Les béatitudes comme un miroir de la foi
Chers amis, chers frères et sœurs,
Je pense qu’il faut tout une vie pour épuiser cet évangile des béatitudes que nous venons d’entendre. On peut l’entendre de plusieurs manières : comme un projet de vie, comme un encouragement… On peut aussi y voir la vie de Celui qui parle : la vie de Jésus qui s’est fait pauvre, petit et qui a été persécuté, avant de faire de sa croix un chemin de gloire, pour tous ceux qui croient et espèrent en lui. Un jour, j’étais jeune séminariste, alors que j’avais fini de lire un livre écrit par un pasteur presbytérien qui parlait avec un très grand enthousiasme de La puissance de la louange (c’est d’ailleurs le titre de ce livre qui contenait beaucoup de témoignages), j’avais dit à mes frères et sœurs qu’il fallait que nous remerciions Dieu pour la maladie et les souffrances atroces de notre tante qui souffrait horriblement. Qu’il fallait que notre tante soit dans l’action de grâce et la reconnaissance pour cette maladie. Je peux vous dire que mes frères étaient bien choqués et scandalisés. On peut bien essayer de rendre grâce à Dieu pour toute chose et pour toute situation (c’est ce que Saint Paul nous recommande), mais s’il vous plait, n’allez pas dire à une personne qui est dans la douleur et qui pleure, que c’est une situation heureuse qu’elle traverse, et que le royaume des cieux lui est donné. N’allez pas dire à quelqu’un qui a faim, « sois heureux par ce que tu as faim, car tu seras rassasié » ; Donnez-lui plutôt de quoi se rassasier ici et maintenant, et vous lui ferez un grand bien.

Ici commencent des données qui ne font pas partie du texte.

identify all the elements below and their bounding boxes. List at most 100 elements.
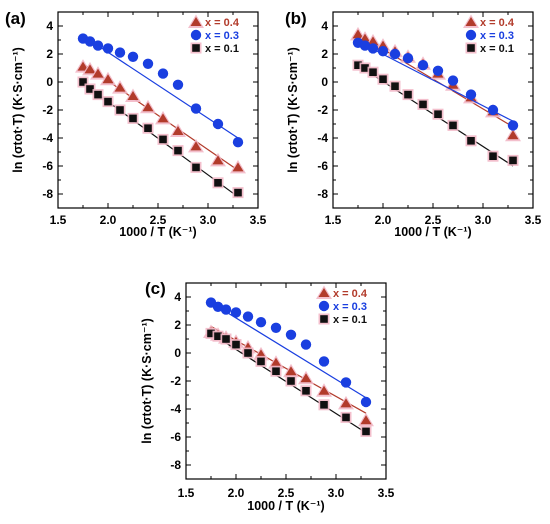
data-point-circle xyxy=(127,51,139,62)
y-tick-label: 0 xyxy=(321,75,328,89)
x-tick-label: 3.0 xyxy=(200,213,217,227)
data-point-square xyxy=(379,75,387,83)
legend-marker-square xyxy=(192,44,200,52)
x-tick-label: 2.0 xyxy=(100,213,117,227)
data-point-circle xyxy=(507,120,519,131)
data-point-circle xyxy=(190,103,202,114)
legend-marker-circle xyxy=(465,29,477,41)
x-tick-label: 2.5 xyxy=(278,486,295,500)
data-point-square xyxy=(86,85,94,93)
data-point-triangle xyxy=(190,141,202,151)
data-point-square xyxy=(509,156,517,165)
data-point-square xyxy=(129,114,137,123)
data-point-circle xyxy=(114,47,126,58)
data-point-triangle xyxy=(340,398,352,408)
x-tick-label: 2.0 xyxy=(375,213,392,227)
panel-1: 1.5 2.0 2.5 3.0 3.5 -8 -6 -4 -2 0 2 4 (b) 1000 / T (K… xyxy=(285,9,542,239)
data-point-triangle xyxy=(270,357,282,367)
legend-marker-triangle xyxy=(465,17,477,26)
data-point-square xyxy=(489,152,497,160)
data-point-square xyxy=(419,100,427,109)
data-point-square xyxy=(361,64,369,72)
legend-marker-triangle xyxy=(190,17,202,26)
legend-label: x = 0.4 xyxy=(205,17,240,29)
legend-label: x = 0.4 xyxy=(480,17,515,29)
data-point-triangle xyxy=(285,366,297,376)
data-point-square xyxy=(207,329,215,338)
y-tick-label: 2 xyxy=(321,47,328,61)
data-point-square xyxy=(174,146,182,155)
y-tick-label: -2 xyxy=(42,103,53,117)
data-point-triangle xyxy=(367,36,379,46)
data-point-triangle xyxy=(318,385,330,395)
legend-label: x = 0.3 xyxy=(480,30,514,42)
data-point-square xyxy=(354,61,362,69)
legend-label: x = 0.4 xyxy=(333,288,368,300)
data-point-circle xyxy=(102,43,114,54)
y-tick-label: -4 xyxy=(170,402,181,416)
data-point-circle xyxy=(255,317,267,328)
y-tick-label: -6 xyxy=(42,159,53,173)
data-point-circle xyxy=(212,118,224,130)
data-point-triangle xyxy=(507,130,519,140)
panel-2: 1.5 2.0 2.5 3.0 3.5 -8 -6 -4 -2 0 2 4 (c) 1000 / T (K… xyxy=(140,279,395,513)
panel-label: (c) xyxy=(145,279,166,298)
data-point-square xyxy=(159,135,167,144)
data-point-triangle xyxy=(114,82,126,92)
data-point-circle xyxy=(359,40,371,51)
x-tick-label: 1.5 xyxy=(178,486,195,500)
data-point-square xyxy=(79,78,87,86)
y-tick-label: -6 xyxy=(170,430,181,444)
y-tick-label: 4 xyxy=(321,19,328,33)
data-point-square xyxy=(144,124,152,132)
legend-marker-square xyxy=(320,315,328,323)
data-point-triangle xyxy=(127,91,139,100)
data-point-square xyxy=(257,357,265,366)
y-tick-label: -4 xyxy=(42,131,53,145)
x-tick-label: 3.5 xyxy=(378,486,395,500)
y-tick-label: 0 xyxy=(174,346,181,360)
legend-label: x = 0.1 xyxy=(480,43,514,55)
y-tick-label: -2 xyxy=(170,374,181,388)
data-point-triangle xyxy=(77,61,89,71)
data-point-triangle xyxy=(157,113,169,123)
data-point-square xyxy=(320,401,328,409)
data-point-circle xyxy=(285,329,297,340)
data-point-circle xyxy=(447,75,459,86)
data-point-circle xyxy=(220,304,232,315)
x-axis-title: 1000 / T (K⁻¹) xyxy=(394,225,471,239)
data-point-circle xyxy=(300,339,312,350)
legend-label: x = 0.1 xyxy=(333,314,367,326)
x-tick-label: 2.0 xyxy=(228,486,245,500)
data-point-square xyxy=(214,332,222,340)
data-point-square xyxy=(449,121,457,130)
data-point-circle xyxy=(232,137,244,148)
x-tick-label: 3.5 xyxy=(250,213,267,227)
data-point-circle xyxy=(172,79,184,91)
y-tick-label: -8 xyxy=(42,187,53,201)
data-point-circle xyxy=(465,89,477,100)
legend-label: x = 0.3 xyxy=(205,30,239,42)
data-point-square xyxy=(116,106,124,114)
data-point-circle xyxy=(487,104,499,116)
legend-marker-triangle xyxy=(318,288,330,297)
x-tick-label: 2.5 xyxy=(150,213,167,227)
panel-label: (a) xyxy=(5,9,26,28)
data-point-square xyxy=(272,367,280,375)
y-tick-label: -2 xyxy=(317,103,328,117)
x-axis-title: 1000 / T (K⁻¹) xyxy=(247,499,324,513)
data-point-circle xyxy=(432,65,444,77)
data-point-square xyxy=(404,90,412,99)
y-tick-label: -4 xyxy=(317,131,328,145)
data-point-circle xyxy=(270,322,282,333)
legend-marker-circle xyxy=(190,29,202,41)
panel-label: (b) xyxy=(285,9,307,28)
legend-marker-square xyxy=(467,44,475,52)
data-point-circle xyxy=(157,68,169,79)
data-point-circle xyxy=(389,48,401,60)
y-tick-label: -8 xyxy=(170,458,181,472)
data-point-triangle xyxy=(212,155,224,165)
data-point-circle xyxy=(212,301,224,312)
data-point-circle xyxy=(318,356,330,367)
data-point-circle xyxy=(377,46,389,57)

Il est clairement difficile, voire dangereux d’appliquer les béatitudes aux autres. Elles ne sont pas un argument pour ne pas regarder en face la souffrance ou encore pour esquiver très astucieusement et peut-être même chrétiennement les situations difficiles que nous-mêmes ou des personnes qui nous entourent peuvent traverser. On ne doit pas se cacher derrière les béatitudes pour ne pas lutter pour un monde plus juste et plus apaisé.
Je vous propose de regarder aujourd’hui les béatitudes comme un miroir qui vous renvoie votre propre image. Et peut-être aussi l’image d’un autre.
Quelle image de nous-même nous renvoient les béatitudes quand nous les regardons comme un miroir de foi ? Quand je me regarde dans cette phrase « heureux les pauvres de cœur », je découvre peut-être mes pauvretés ; Quand je médite cette béatitudes « heureux ceux qui ont faim et soif » je découvre mes faims et mes soifs les plus profondes ; en continuant, je peux découvrir mes persécutions, mes combats, mes manques de douceur ou mes besoins de douceur. Mais ce que je découvre aussi et surtout, c’est une forme d’espérance. Espérance et non complaisance. Les béatitudes peuvent nous rassurer. Elles nous disent que la pauvreté de notre cœur peut nous permettre de nous rapprocher du royaume de Dieu ; que notre tristesse peut nous permettre de sentir une vraie consolation, une consolation qui vient de Dieu. Que les persécutions et les situations ne sont pas la fin de tout, et qu’au contraire cela peut servir notre salut éternel. Mais en même temps les béatitudes nous renvoient l’image d’un autre qui n’est pas nous. Elles nous renvoient l’image de celui qui les proclame dans l’Évangile. Et nous invitent à partir de Lui.
Frères et sœurs, le miracle des béatitudes est possible lorsque nous avons les yeux fixés non pas sur nous-mêmes mais sur Celui qui pour nous s’est fait humble et miséricordieux. Et pour cela, nous avons toujours le choix, soit de partir de nous-mêmes comme le centre de tout – et Dieu sait que c’est la plus grande tentation de notre temps – soit d’accepter de nous recevoir d’en haut. Accepter d’être encore « enseignable », de faire les choses non pas comme nous voulons, non pas comme il nous parait agréable et beau de les faire, mais comme Dieu veut qu’on le fasse. C’est une manière d’accepter et d’accueillir les médiations naturelles et institutionnelles (Les enfants par rapport à leurs parents, l’Église, la tradition, la hiérarchie…) Le chemin des béatitudes est pour ainsi dire un chemin d’obéissance où l’on se laisse enseigner par la parole et l’exemple de Jésus. Un chemin où l’on se découvre soi-même comme étant limité, mais alors promis à un bonheur véritable : le bonheur de ceux qui ne partent pas d’eux-mêmes, mais qui accueille la volonté et la sagesse de Dieu. De la nuit de la faim, de la soif, de la persécution et même du doute, pourra naître une lumière. La lumière de la foi. L’obéissance de la foi rend possible pour chacun de nous aujourd’hui le miracle des béatitudes.